Others include the right to access variety of services at competitive prices; right to seek redress against unfair trade practices or restrictive trade practices or unscrupulous exploitation of consumers of shipping services and right to consumer education, enlightenment and information on services availability.

On his part, Babatunde Irukera, executive vice chairman of FCCPC, called for effective collaboration between government agencies and regulatory bodies to better the port industry for all players.

Presenting a paper on ‘Ethics and Integrity in the Port and Shipping Sector,’ Emmanuel Bosah, director of programme at CBI Nigeria, said that businesses and societies depend on the efficient clearance of vessels and goods at ports worldwide to function, develop and prosper.

He pointed out that seaports are in many cases, the most corrupt place in the maritime value chain because vessels and cargos clearance processes involve numerous stakeholders, resulting in multiple interactions with port officials.

According to him, this provides ample opportunities for corruption, especially where port officials enjoy broad discretionary powers giving ports an administrative monopoly over an essential public service that businesses depend on to function.

“This creates breeding ground for ‘coercive’ corruption where port officials extract bribes from port users for performing routine processes during vessel and cargo clearance.

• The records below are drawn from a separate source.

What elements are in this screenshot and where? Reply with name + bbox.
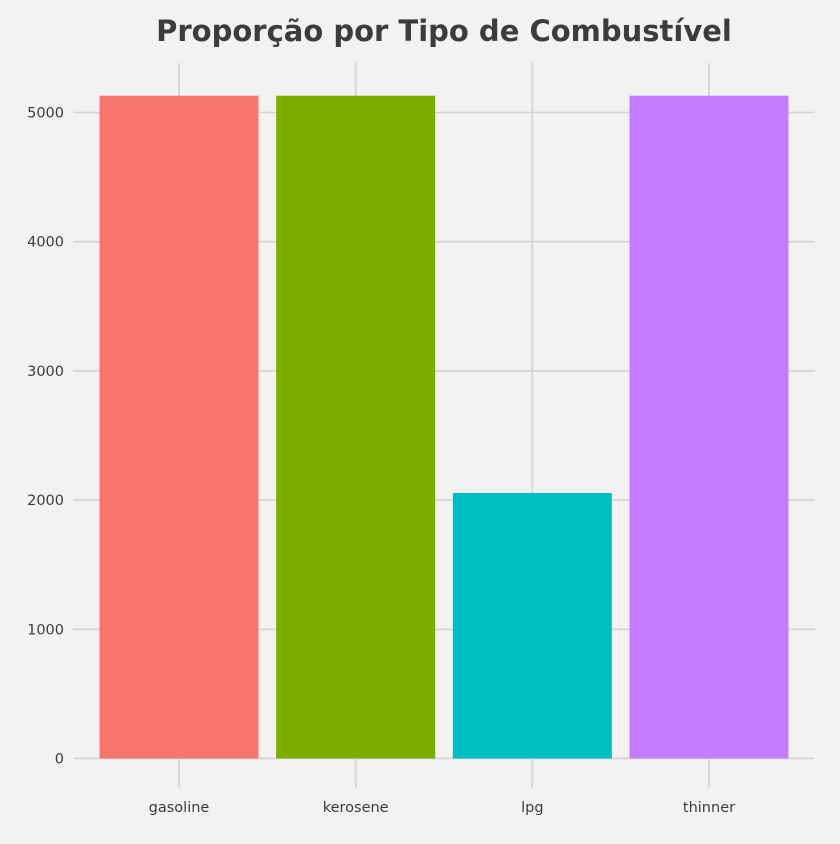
bar-thinner [629,95,789,759]
bar-kerosene [276,95,436,759]
y-tick-label: 0 [55,752,64,768]
chart-title: Proporção por Tipo de Combustível [156,14,732,48]
x-tick-label: lpg [521,800,543,816]
x-tick-label: thinner [683,800,735,816]
y-tick-labels: 0 1000 2000 3000 4000 5000 [27,106,64,768]
y-tick-label: 4000 [27,235,64,251]
y-tick-label: 2000 [27,493,64,509]
y-tick-label: 1000 [27,622,64,638]
x-tick-label: kerosene [323,800,389,816]
y-tick-label: 3000 [27,364,64,380]
x-tick-label: gasoline [149,800,210,816]
bar-lpg [452,492,612,759]
y-tick-label: 5000 [27,106,64,122]
bar-gasoline [99,95,259,759]
x-tick-labels: gasoline kerosene lpg thinner [149,800,735,816]
bar-layer [99,95,789,759]
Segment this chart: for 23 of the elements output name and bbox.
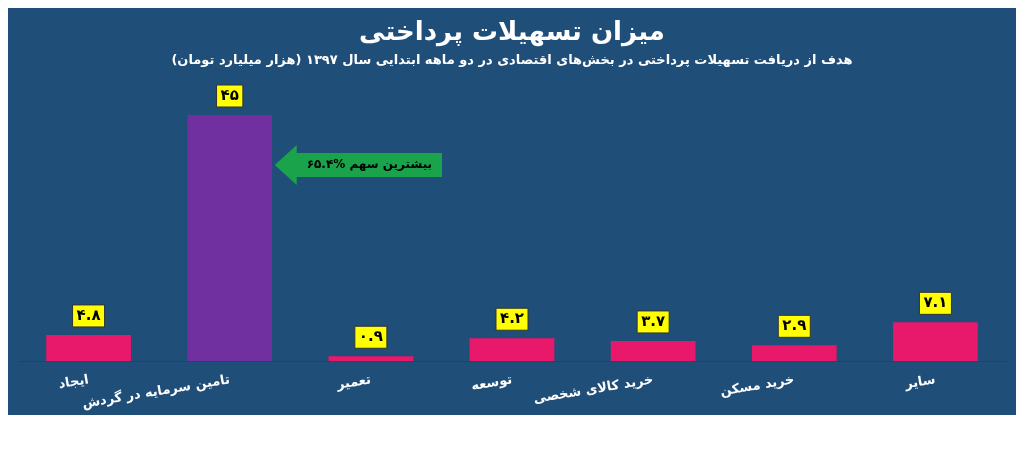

Such corruption constitutes an additional cost on businesses and increases the cost of trade, while reducing efficiency and productivity.

To reduce the rate of corruption at the port, Bosah called for the establishment of clear rules and standard operating procedures (SOPs) to guide transparency. He however said that the Nigerian Port Process Manual (NPPM) implemented by the Port Standing Task Team is already bridging the gap.

He further said that service providers especially shipping companies must equally introduce transparent SOPs that make clear
charges, timelines, and procedures, for example, for container returns as well as shipping charges to various export destinations, without compromising their trade secrets.

Stakeholders called for a policy to regulate pricing, cut arbitrarily charges, promote integrity, honest and right declaration as well as timely feedback mechanism.